Rzucam bluzę od dresu na łóżko.
– Wiesz, że właściwie odbierasz mi całą zabawę?
– To tylko pięć godzin. Migiem przeleci. Dosłownie. A wtedy znajdziesz się w zupełnie nowym kraju na zupełnie nowym kontynencie, a ja będę okropnie zazdrosna. – Opiera dłonie na podłokietnikach fotela i się podnosi. – Idę zamówić za dużo pad thaia. Chcesz się przyłączyć?
– Już jadłam.
– Zimna pizza nie liczy się jako jeden z pięciu posiłków dziennie. – Z westchnieniem wychodzi z pokoju.
Staniki. Majtki. Liczę po jednej sztuce na dzień i dorzucam kilka zapasowych, bo nigdy nic nie wiadomo, po czym wyciągam z szuflady garść skarpetek. Walizka szybko się wypełnia, zwłaszcza kiedy dodaję prezenty dla Annie od przyjaciół, którzy nie mogą się wybrać na wesele. Moje najładniejsze szpilki trzymam w pudełkach pod łóżkiem, więc padam na kolana, żeby je wyjąć, i zauważam na podłodze coś błyszczącego.
To zegarek.
Nie mam zegarka.
Cholera!
Kiedy go podnoszę, uderzam głową w ramę łóżka. Czuję w dłoni zimno metalowego paska.
Przez chwilę myślę o tym, żeby wyrzucić go do śmieci albo sprzedać na eBayu. Ale potem przypominam sobie, że nie jestem okropną osobą. Zresztą nie mam dobrej wymówki.
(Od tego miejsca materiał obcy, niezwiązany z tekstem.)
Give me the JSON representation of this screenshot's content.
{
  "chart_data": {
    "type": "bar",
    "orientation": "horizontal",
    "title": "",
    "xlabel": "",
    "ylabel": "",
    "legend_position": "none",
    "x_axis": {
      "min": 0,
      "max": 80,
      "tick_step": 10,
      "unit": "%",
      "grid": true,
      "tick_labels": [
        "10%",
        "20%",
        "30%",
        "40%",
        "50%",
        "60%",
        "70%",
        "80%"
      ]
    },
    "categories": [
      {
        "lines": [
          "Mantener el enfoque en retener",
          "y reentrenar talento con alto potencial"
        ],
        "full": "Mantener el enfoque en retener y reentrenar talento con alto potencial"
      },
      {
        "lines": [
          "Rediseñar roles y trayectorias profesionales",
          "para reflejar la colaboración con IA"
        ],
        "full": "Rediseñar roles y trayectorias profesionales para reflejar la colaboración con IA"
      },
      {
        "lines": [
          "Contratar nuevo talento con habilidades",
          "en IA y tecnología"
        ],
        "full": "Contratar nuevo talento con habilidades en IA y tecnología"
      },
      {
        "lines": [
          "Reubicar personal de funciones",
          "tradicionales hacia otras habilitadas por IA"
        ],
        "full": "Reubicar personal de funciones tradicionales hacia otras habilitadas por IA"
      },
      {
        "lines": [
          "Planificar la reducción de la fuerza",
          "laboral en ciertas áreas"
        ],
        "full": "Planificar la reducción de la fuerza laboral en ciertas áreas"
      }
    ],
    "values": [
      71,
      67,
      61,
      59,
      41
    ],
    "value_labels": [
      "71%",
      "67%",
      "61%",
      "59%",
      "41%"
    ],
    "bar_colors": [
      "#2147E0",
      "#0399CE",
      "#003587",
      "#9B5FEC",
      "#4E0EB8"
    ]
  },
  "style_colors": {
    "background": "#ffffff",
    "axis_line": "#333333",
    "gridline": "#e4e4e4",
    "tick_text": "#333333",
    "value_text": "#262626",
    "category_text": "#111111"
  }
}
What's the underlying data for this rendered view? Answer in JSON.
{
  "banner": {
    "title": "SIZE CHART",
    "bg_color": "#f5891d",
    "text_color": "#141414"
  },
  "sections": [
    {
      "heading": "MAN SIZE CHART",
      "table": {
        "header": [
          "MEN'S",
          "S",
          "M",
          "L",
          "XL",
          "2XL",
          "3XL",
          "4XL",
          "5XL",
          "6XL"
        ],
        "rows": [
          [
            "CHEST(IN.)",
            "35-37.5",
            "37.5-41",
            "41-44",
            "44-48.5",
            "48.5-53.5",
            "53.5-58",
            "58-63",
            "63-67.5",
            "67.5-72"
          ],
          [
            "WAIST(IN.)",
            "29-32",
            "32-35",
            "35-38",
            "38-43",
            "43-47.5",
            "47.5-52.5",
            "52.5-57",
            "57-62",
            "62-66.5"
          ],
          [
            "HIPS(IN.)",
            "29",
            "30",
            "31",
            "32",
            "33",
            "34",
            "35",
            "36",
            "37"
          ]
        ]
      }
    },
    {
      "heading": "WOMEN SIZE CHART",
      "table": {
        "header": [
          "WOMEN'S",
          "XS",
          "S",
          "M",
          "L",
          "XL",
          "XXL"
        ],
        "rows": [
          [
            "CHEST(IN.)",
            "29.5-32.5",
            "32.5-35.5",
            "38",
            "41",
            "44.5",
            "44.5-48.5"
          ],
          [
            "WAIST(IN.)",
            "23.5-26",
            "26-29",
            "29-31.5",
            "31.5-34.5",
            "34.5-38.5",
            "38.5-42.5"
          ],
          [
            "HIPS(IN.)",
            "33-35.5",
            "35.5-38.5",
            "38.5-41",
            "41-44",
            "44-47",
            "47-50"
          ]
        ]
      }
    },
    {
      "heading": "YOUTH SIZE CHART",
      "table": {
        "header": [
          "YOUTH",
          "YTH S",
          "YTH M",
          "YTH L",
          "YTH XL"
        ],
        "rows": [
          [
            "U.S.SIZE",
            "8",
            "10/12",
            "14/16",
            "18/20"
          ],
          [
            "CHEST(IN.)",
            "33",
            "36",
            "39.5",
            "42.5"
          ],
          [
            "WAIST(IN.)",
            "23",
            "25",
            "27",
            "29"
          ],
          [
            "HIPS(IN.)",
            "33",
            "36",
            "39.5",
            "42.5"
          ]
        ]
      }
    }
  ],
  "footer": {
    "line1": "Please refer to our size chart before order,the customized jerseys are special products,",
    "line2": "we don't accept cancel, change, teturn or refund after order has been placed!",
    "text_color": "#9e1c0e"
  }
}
Ubiegłego wieczoru wymieniliśmy się numerami i nie zdążyłam jeszcze usunąć jego.
Robię zdjęcie i wysyłam wiadomość do mojego jednorazowego podboju.
To chyba twoje?
Zachowuję uprzejmy ton, nie chcę sprawiać mylnego wrażenia, skoro rano był taki chętny.
Zostawię go u mojej współlokatorki. Wyjeżdżam z miasta na kilka dni.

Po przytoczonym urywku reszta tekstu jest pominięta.